Paper No. 1
Presentation Time: 9:00 AM

2D COMPUTER KINEMATIC FORWARD MODELING OF THE STILLWELL ANTICLINE FOLD SYSTEM, WEST TEXAS: TESTING MODELS OF FOLD EVOLUTION


BEASLEY, Cara1, SURPLESS, Benjamin2 and WIGGINTON, Sarah2, (1)Department of Geosciences, Trinity University, 1 Trinity Place, San Antonio, TX 78212, (2)Geosciences, Trinity University, 1 Trinity Place, San Antonio, TX 78212, cbeasley@trinity.edu

We performed 2D forward kinematic modeling to constrain the fault system beneath the Stillwell anticline, west Texas. The fold is defined by Cretaceous marine units, with the present-day surface approximately 600 m above Paleozoic basement. The anticline is a NW-trending, NE-vergent, 8 km long, 500 m wide system that displays a left-stepping en echelon pattern with flat-ramp fault-propagation fold geometries, including a gently dipping back-limb, a middle-limb, and a steeply dipping forelimb. However, the 8-12° NE dip of the mid-limb, the 50-100 m vertical offset between hinterland and foreland, and the linear, localized deformation are not consistent with a simple, shallow, flat-ramp fault propagation origin. We hypothesize that reactivation of high-angle faults in the basement were necessary to produce these features. We tested fault-related fold formation using FaultFoldForward (FFF) to constrain relative timing and a possible link between basement and flat-ramp faults.

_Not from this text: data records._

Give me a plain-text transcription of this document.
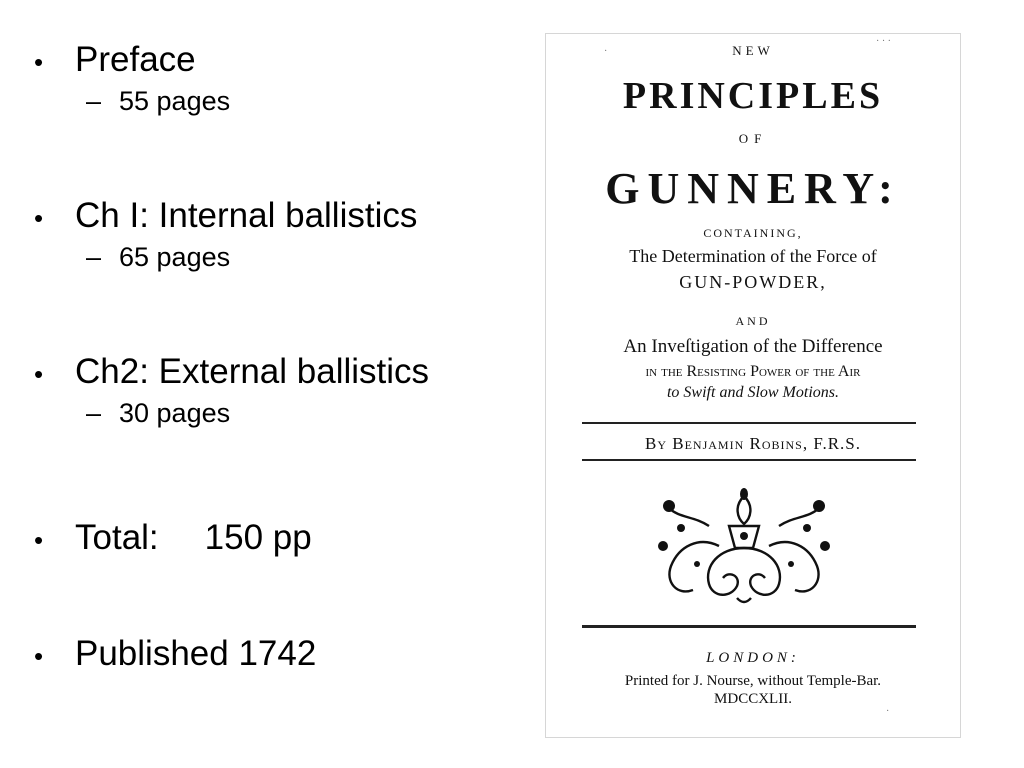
• Preface
– 55 pages
• Ch I: Internal ballistics
– 65 pages
• Ch2: External ballistics
– 30 pages
• Total: 150 pp
• Published 1742
·
· · ·
NEW
PRINCIPLES
OF
GUNNERY:
CONTAINING,
The Determination of the Force of
GUN-POWDER,
AND
An Inveſtigation of the Difference
in the Resisting Power of the Air
to Swift and Slow Motions.
By Benjamin Robins, F.R.S.
LONDON:
Printed for J. Nourse, without Temple-Bar.
MDCCXLII.
·
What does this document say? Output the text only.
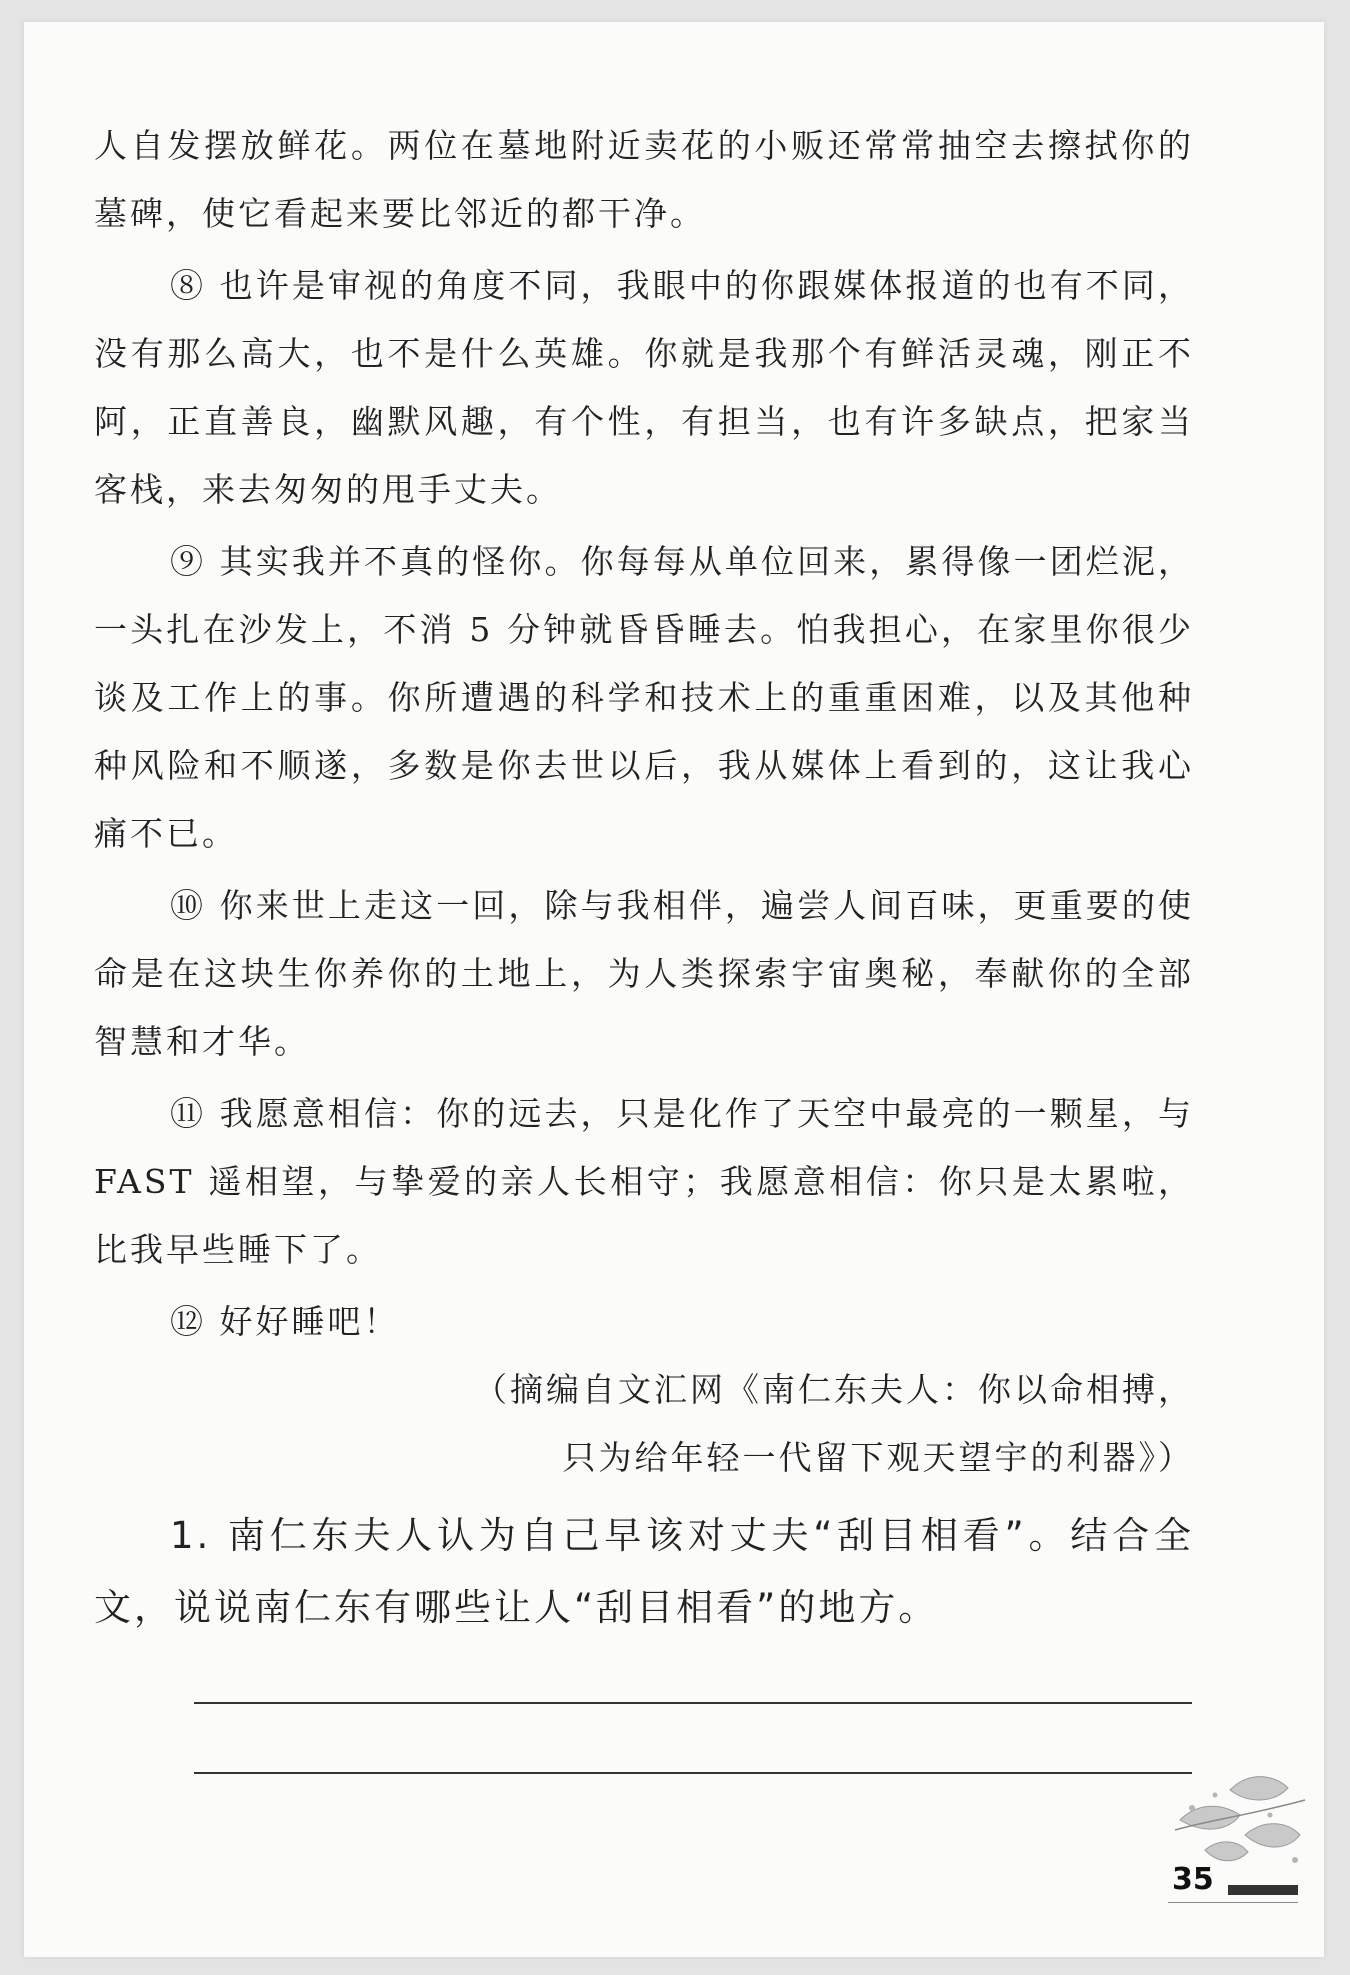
人自发摆放鲜花。两位在墓地附近卖花的小贩还常常抽空去擦拭你的墓碑，使它看起来要比邻近的都干净。

⑧ 也许是审视的角度不同，我眼中的你跟媒体报道的也有不同，没有那么高大，也不是什么英雄。你就是我那个有鲜活灵魂，刚正不阿，正直善良，幽默风趣，有个性，有担当，也有许多缺点，把家当客栈，来去匆匆的甩手丈夫。

⑨ 其实我并不真的怪你。你每每从单位回来，累得像一团烂泥，一头扎在沙发上，不消 5 分钟就昏昏睡去。怕我担心，在家里你很少谈及工作上的事。你所遭遇的科学和技术上的重重困难，以及其他种种风险和不顺遂，多数是你去世以后，我从媒体上看到的，这让我心痛不已。

⑩ 你来世上走这一回，除与我相伴，遍尝人间百味，更重要的使命是在这块生你养你的土地上，为人类探索宇宙奥秘，奉献你的全部智慧和才华。

⑪ 我愿意相信：你的远去，只是化作了天空中最亮的一颗星，与 FAST 遥相望，与挚爱的亲人长相守；我愿意相信：你只是太累啦，比我早些睡下了。

⑫ 好好睡吧！

（摘编自文汇网《南仁东夫人：你以命相搏，

只为给年轻一代留下观天望宇的利器》）

1. 南仁东夫人认为自己早该对丈夫“刮目相看”。结合全文，说说南仁东有哪些让人“刮目相看”的地方。

35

FFF uses algorithms governed by trishear kinematics that permit folds to develop in a triangular zone of distributed shear that expands ahead of a propagating fault tip. FFF permits manipulation of 5 values: ramp angle, trishear angle, fault slip, propagation-to-slip ratio (P/S), and fault tip location. We first tested the reactivation of a high angle basement fault (Stage 1) that might produce the mid-limb dip, foreland-hinterland offset, and narrow region of deformation as constrained by field data. Our best-fit model supports a reactivated basement fault system initiated approximately 600 meters below the present-day surface, with a vertical offset of approximately 80 m, a 60° ramp angle, 92 m of fault slip, a 35° trishear angle, and a P/S of 1.5.

The best-fit Stage 1 model became the starting point to model a shallow flat-ramp fault-propagation fold (Stage 2) that matches field observations. Systematic testing yielded a range of variable values that successfully produced fold geometries consistent with those documented in the field. Significant discrepancies between Stages 1 and 2 fault slip values and spatial constraints on fault geometries support an asynchronous, 2-stage model of fold formation, with an early-forming monocline acting as a nucleation point for later folding generated by a shallow flat-ramp fault system.